Thursday, March 13, 2014

Music Therapy in Mental Health

To the selfless and generous people that give us hope in humanity, particularly to Claire

“Music can lift us out of depression or move us to tears - it is a remedy, a tonic, orange juice for the ear. But for many of my neurological patients, music is even more - it can provide access, even when no medication can, to movement, to speech, to life. For them, music is not a luxury, but a necessity.”
― Oliver Sacks

Suffering from any kind of mental trauma or illness is an often distressing and daunting experience. Conditions such as depression, anxiety, Post Traumatic Stress Disorder and OCD can sometimes be lifelong that they require time and patience to overcome, as sufferers will face many ups and downs, as the temptation to relapse into old habits can present themselves at any time. 

Conditions involving severe mental health issues and depression can be complex to treat and every patient will have different needs and goals to meet. A GP or doctor will often be the first point-of-call once the decision to address a specific type of mental illness has been made, but the options available to anyone wanting to recover from anxiety or depression are multifarious. Alongside conventional talking therapies and drug treatments, there are other ways and means of helping people overcome debilitating and chronic mental issues which can feel overwhelming. One of these is Music Therapy.

Music Therapy
It is not all about trips to see doctors and psychiatrists, hospitals and sharing your deepest thoughts and feelings during group sessions, while recovering these days. Creative therapies are proving themselves to be an equally effective form of treatment. The advice given in the DrugAbuse website is that the choice of treatment is important to the recovery process of an individual, whatever the type of mental illness they suffer from is. Choosing the right program should depend entirely on the person’s needs. Music therapy creates sensorimotor responses from the body.

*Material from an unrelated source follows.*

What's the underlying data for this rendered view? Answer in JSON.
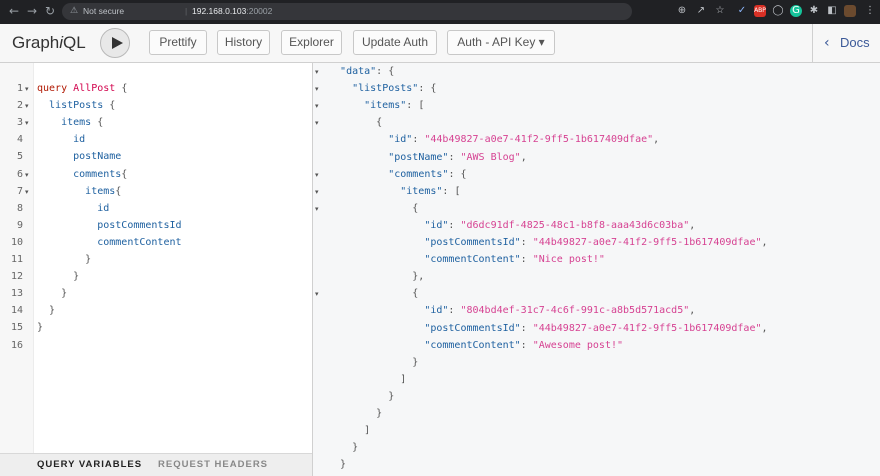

This means that both the patient’s sensory and motor capabilities are active at the same time, making it possible to tailor the treatment for each human being based on the depression and anxiety stages the patient is going trough.

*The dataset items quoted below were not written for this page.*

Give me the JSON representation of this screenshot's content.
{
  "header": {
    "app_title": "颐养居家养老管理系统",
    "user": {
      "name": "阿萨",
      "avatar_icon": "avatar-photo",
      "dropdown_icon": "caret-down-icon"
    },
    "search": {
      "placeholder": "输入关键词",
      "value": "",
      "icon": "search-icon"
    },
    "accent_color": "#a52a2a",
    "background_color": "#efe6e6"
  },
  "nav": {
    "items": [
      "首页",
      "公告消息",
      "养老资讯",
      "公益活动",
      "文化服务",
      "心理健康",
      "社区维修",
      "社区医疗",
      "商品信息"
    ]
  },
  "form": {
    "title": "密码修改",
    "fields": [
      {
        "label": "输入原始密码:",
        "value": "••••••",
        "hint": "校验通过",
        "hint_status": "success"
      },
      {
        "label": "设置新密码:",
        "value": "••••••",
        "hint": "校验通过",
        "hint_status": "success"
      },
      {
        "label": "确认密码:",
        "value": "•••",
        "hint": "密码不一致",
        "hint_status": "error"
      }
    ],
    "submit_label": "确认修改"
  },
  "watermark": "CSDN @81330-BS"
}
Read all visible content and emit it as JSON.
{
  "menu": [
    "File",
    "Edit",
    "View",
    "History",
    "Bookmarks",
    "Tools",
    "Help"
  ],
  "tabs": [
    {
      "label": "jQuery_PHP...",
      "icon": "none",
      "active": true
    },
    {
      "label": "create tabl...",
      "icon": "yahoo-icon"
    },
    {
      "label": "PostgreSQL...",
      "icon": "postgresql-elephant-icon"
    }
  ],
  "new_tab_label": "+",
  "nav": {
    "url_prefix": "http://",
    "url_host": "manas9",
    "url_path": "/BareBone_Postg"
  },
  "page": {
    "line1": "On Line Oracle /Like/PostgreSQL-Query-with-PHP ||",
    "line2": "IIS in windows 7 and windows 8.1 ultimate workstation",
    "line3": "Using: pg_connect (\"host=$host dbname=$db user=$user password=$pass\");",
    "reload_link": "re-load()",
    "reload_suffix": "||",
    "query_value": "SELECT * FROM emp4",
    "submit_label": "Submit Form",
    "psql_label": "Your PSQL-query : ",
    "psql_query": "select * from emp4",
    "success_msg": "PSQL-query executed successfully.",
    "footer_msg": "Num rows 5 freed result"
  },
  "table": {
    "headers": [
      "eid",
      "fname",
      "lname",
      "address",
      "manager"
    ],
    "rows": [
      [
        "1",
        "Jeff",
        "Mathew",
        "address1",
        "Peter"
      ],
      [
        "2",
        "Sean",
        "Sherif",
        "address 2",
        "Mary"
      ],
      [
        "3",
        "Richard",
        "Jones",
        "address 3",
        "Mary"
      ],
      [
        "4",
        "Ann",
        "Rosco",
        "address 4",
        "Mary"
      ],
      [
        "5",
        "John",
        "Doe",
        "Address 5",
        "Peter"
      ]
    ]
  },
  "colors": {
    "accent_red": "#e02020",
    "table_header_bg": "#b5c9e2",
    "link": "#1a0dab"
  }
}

Techniques such as this can also be useful for treating people who suffer from addictions, just as they can be used to treat people with other mental conditions. The most extreme end of the spectrum will see a client who will be anxious, easily upset and maybe prone to violent outbursts. Playing a series of compositions at a slow tempo with mellow characteristics, such as soft vibrations, will alter the state of the patient’s autonomic nervous system.

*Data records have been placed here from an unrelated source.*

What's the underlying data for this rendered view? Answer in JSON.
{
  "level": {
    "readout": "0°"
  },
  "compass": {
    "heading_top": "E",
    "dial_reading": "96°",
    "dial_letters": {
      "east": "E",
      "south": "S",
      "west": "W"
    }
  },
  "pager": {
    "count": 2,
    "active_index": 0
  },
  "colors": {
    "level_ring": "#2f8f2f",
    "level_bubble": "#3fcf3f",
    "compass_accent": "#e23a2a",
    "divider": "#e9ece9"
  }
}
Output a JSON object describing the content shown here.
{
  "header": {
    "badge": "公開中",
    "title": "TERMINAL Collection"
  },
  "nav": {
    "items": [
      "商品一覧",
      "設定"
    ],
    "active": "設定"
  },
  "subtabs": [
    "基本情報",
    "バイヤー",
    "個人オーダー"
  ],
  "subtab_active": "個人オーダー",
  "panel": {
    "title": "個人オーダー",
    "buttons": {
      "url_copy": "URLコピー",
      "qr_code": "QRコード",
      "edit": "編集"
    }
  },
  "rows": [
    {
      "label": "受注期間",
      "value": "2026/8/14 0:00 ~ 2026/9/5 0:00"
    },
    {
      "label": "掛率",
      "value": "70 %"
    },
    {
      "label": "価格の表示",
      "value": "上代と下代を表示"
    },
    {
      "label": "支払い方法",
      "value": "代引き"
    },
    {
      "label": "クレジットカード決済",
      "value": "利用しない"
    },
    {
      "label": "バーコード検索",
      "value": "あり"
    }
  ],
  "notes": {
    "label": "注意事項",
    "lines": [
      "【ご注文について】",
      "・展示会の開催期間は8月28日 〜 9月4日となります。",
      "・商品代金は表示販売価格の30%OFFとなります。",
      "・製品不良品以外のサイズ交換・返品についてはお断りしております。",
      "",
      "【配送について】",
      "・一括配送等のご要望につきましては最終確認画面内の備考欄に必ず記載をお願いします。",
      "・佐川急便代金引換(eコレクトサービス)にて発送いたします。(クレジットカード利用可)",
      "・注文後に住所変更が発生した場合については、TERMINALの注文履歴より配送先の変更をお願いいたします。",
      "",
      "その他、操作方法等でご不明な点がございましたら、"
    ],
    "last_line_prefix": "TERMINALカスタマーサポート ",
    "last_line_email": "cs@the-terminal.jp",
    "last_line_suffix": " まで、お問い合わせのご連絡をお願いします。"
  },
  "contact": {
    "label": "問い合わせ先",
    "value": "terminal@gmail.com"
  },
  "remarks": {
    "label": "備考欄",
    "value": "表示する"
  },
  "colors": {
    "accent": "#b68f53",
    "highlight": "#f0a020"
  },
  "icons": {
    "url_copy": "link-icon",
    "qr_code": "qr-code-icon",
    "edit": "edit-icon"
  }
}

The ANS is a form of control system the body uses to heighten certain feelings (such as anger) as it affects a person’s heart rate, and controlling these nervous feelings; by creating a safe and secure environment the patient relaxes, like when breathing in a paper bag during a panic attack.

Using music therapy, it is possible to teach people to control anxiety. The treatment is broad and does not just involve listening exercises, but also practical sessions where the patient will be involved in playing instruments, combining music with writing and physical exercise.

“There is certainly a universal and unconscious propensity to impose a rhythm even when one hears a series of identical sounds at constant intervals... We tend to hear the sound of a digital clock, for example, as "tick-tock, tick-tock" - even though it is actually "tick tick, tick tick.” 

Consider the above quote too. There is something to be said for the calming, distracting, repetitive action of intoning the same note over and over again, continually repeating the same sounds and phrases, or for instance, if you were playing an instrument such as the guitar, learning to play a riff, or pick – starting off slowly and first, then learning to play it faster over time. The continued action of fingers on string, coupled with the brain’s keen-ness for repetition can be very calming and distracting.

Background Research
Over the past decade there has been several attempts to understand why music therapy provides such effective results. A 2003 report, looks into the effect that drumming groups can have on an addict’s recovery process. 

The report found that drumming, as an activity, was a successful form of therapy due to the repetition involved. Concluding, drumming puts the mind into a state of relaxation, enhancing synchronization between the brain and body, putting the patient into a meditative-like state, as they concentrate solely on the task. Focusing attention on sensorimotor treatment, it's also important to provide an overall balance, taking into consideration all aspects, mentally and physically, of the patients’ well-being, while providing this kind of treatment. Enhancing the understanding of the cognitive and emotional process, is key for the patient's mental healing.